S’il est difficile de présenter un tableau complet de l’évolution culinaire et des ingrédients qui lui ont donné forme, il est quand même possible de formuler le constat suivant. Dans le Terre des hommes: Guide officiel de 1969, les auteurs, ayant le souci de promouvoir la restauration offerte sur le site, avaient souligné que « les cuisines européenne, asiatique, latino-américaine, proche-orientale et africaine offrent toutes une aventure nationale dans le domaine du bien-manger ».
Pourtant, certaines découvertes gastronomiques offertes sur les lieux ont été sans lendemain ; c’est notamment le cas de la crème glacée aux tomates, offerte par la société cubaine Copellia, que des entrepreneurs locaux auraient pu aisément mettre sur le marché.

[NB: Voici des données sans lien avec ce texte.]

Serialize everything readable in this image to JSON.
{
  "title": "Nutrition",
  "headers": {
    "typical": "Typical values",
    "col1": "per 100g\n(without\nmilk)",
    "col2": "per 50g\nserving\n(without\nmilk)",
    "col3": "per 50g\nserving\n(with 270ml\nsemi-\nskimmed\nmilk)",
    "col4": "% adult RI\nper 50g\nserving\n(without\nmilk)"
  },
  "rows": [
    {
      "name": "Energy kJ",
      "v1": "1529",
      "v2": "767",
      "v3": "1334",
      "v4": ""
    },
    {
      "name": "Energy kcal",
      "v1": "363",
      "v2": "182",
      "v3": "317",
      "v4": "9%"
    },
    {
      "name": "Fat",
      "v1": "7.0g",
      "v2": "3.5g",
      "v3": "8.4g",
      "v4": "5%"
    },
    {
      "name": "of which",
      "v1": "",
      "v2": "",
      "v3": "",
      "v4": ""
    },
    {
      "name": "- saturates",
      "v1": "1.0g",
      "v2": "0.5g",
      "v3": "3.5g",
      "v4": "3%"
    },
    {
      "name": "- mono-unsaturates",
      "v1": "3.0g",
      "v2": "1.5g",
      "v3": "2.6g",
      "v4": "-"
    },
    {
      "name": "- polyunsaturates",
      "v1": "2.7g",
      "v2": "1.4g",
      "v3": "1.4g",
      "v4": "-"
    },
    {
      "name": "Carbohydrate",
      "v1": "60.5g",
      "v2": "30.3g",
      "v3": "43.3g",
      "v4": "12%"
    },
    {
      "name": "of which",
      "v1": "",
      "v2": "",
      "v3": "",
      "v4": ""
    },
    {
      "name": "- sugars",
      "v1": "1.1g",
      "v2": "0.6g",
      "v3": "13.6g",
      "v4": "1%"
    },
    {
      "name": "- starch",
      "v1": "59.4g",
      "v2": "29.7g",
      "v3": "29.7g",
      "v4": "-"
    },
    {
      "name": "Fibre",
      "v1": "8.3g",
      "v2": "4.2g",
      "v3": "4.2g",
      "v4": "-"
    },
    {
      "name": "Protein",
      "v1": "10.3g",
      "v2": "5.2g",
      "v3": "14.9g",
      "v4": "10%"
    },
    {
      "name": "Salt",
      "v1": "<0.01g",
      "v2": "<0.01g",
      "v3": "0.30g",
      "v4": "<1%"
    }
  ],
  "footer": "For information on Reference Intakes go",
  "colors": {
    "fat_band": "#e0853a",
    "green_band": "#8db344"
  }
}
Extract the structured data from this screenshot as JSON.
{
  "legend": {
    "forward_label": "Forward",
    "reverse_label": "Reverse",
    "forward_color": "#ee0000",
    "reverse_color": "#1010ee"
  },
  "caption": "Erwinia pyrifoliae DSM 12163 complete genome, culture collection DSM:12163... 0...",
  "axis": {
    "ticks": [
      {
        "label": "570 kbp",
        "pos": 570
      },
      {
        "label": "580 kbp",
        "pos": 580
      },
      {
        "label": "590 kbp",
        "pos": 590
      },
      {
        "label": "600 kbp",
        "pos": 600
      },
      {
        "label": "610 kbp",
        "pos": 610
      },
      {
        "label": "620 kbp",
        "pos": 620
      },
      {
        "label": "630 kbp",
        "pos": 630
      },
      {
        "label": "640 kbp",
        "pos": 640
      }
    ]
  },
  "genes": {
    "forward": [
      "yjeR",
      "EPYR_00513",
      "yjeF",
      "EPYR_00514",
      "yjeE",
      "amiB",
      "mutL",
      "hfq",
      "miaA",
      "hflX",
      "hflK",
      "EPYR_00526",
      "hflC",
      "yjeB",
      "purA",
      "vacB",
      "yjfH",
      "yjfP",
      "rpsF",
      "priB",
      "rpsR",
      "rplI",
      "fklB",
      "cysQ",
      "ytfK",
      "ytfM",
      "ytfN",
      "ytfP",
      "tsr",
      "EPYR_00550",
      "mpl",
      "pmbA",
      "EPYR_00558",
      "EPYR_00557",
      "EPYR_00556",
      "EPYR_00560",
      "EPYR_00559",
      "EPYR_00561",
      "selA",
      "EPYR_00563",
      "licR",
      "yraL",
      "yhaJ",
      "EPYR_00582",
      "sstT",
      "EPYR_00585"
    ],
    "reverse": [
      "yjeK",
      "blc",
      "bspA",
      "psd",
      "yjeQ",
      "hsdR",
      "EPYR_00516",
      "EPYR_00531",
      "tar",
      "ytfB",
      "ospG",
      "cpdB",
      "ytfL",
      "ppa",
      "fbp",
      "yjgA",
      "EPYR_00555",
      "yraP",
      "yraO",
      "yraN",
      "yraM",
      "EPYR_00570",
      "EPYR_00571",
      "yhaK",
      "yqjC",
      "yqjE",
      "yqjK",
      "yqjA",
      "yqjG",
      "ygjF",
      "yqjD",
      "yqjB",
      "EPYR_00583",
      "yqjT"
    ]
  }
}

Ce cas d’exception nous fait réaliser tout le chemin parcouru en un demi-siècle, puisque ce qui était exotique à l’époque fait maintenant partie de nos boîtes à lunch ou de nos soupers du samedi soir.
Dans le contexte de la mondialisation, nous avons réussi à demeurer proactifs dans nos traditions culinaires, en fusionnant des ingrédients de base et des méthodes de cuisson qui correspondent davantage à notre mode de vie actuel. Ce faisant, nous n’avons jamais perdu de vue notre souci de bien nous alimenter, afin d’accroître notre mieux-être.